[AusNOG] IPv4

Bevan Slattery Bevan.Slattery at nextdc.com
Sat Mar 2 15:14:10 EST 2013



On 2/03/13 12:47 PM, "Mark Smith" <markzzzsmith at yahoo.com.au<mailto:markzzzsmith at yahoo.com.au>> wrote:


You either didn't read the rest of the post or seem to be interested in
taking that sentence out of context when the rest of the post indicates
all the pros and cons for a small business to accelerate investment in
IPv6 (or not accelerating it beyond what's in the project plan).

Actually, it is completely in context.

No it's not.  You and others are simply ignoring much of what he is saying
because it doesn't support your argument.  You and others are playing the
man and not the ball.

And the argument that "if you don't like it then attend all the meetings
and get on the APNIC Board" which gets rolled out every time people
complain about APNIC and other registries poor resource management is
tiring.  Sorry Skeeve, you know I love you man :)  I might not like
something in Government, but I should not have to become a member of
Parliament to have my opinions considered and heard.  The people on the
APNIC Board are supposed to be *our* representatives.

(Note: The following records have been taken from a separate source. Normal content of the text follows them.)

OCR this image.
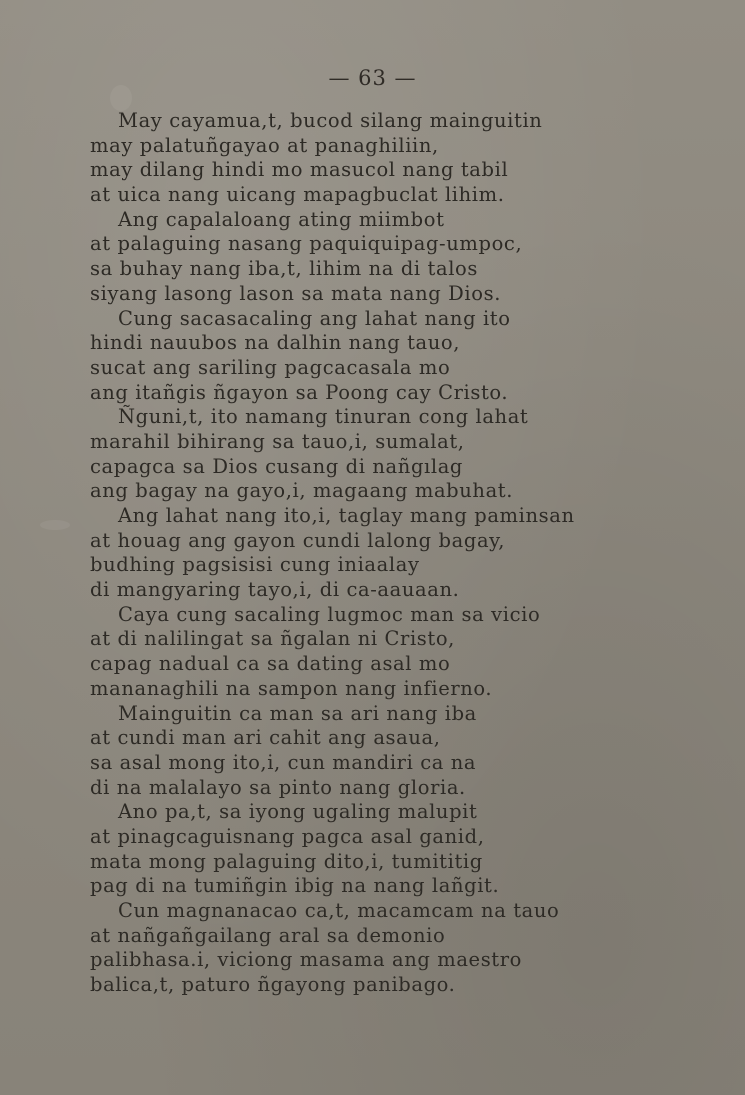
— 63 —
May cayamua,t, bucod silang mainguitin
may palatuñgayao at panaghiliin,
may dilang hindi mo masucol nang tabil
at uica nang uicang mapagbuclat lihim.
Ang capalaloang ating miimbot
at palaguing nasang paquiquipag-umpoc,
sa buhay nang iba,t, lihim na di talos
siyang lasong lason sa mata nang Dios.
Cung sacasacaling ang lahat nang ito
hindi nauubos na dalhin nang tauo,
sucat ang sariling pagcacasala mo
ang itañgis ñgayon sa Poong cay Cristo.
Ñguni,t, ito namang tinuran cong lahat
marahil bihirang sa tauo,i, sumalat,
capagca sa Dios cusang di nañgılag
ang bagay na gayo,i, magaang mabuhat.
Ang lahat nang ito,i, taglay mang paminsan
at houag ang gayon cundi lalong bagay,
budhing pagsisisi cung iniaalay
di mangyaring tayo,i, di ca-aauaan.
Caya cung sacaling lugmoc man sa vicio
at di nalilingat sa ñgalan ni Cristo,
capag nadual ca sa dating asal mo
mananaghili na sampon nang infierno.
Mainguitin ca man sa ari nang iba
at cundi man ari cahit ang asaua,
sa asal mong ito,i, cun mandiri ca na
di na malalayo sa pinto nang gloria.
Ano pa,t, sa iyong ugaling malupit
at pinagcaguisnang pagca asal ganid,
mata mong palaguing dito,i, tumititig
pag di na tumiñgin ibig na nang lañgit.
Cun magnanacao ca,t, macamcam na tauo
at nañgañgailang aral sa demonio
palibhasa.i, viciong masama ang maestro
balica,t, paturo ñgayong panibago.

The current membership and administration of APNIC/other registries is
inefficient and provides no incentive for those that have address space
not in use move to IPv6.  It's a "IPv4 all gone the cupboards are bare"
approach which is not responsible resource management, its one-time
allocation.

So here's a crazy thought.  It's out there, but why doesn't APNIC make
membership a flat fee of say $1,000 for your IPv6 address space and a
variable component of say $1/year for each IPv4 address space?  All the
money made on the IPv4 space is put towards promotion of IPv6.  If you
have 500,000 IPv4 addresses you pay $501,000 per year and APNIC has
$500,000 to put towards IPv6 migration promotion/management.  A /8 would
provide $16m in funding to promote IPv6 each year and I bet people would
not be applying for space they don't need - in fact they would be handing
it back.  The more people use IPv4, the more you have for IPv6 promotion.
The less people use IPv4 (migration) the less they have to spend on IPv6
promotion.  Once you've migrated over your annual fee is $1,000 as you
only use IPv6.


Different thinking and probably too brave.  Best to let the train crash
into the wall and point fingers after the fact.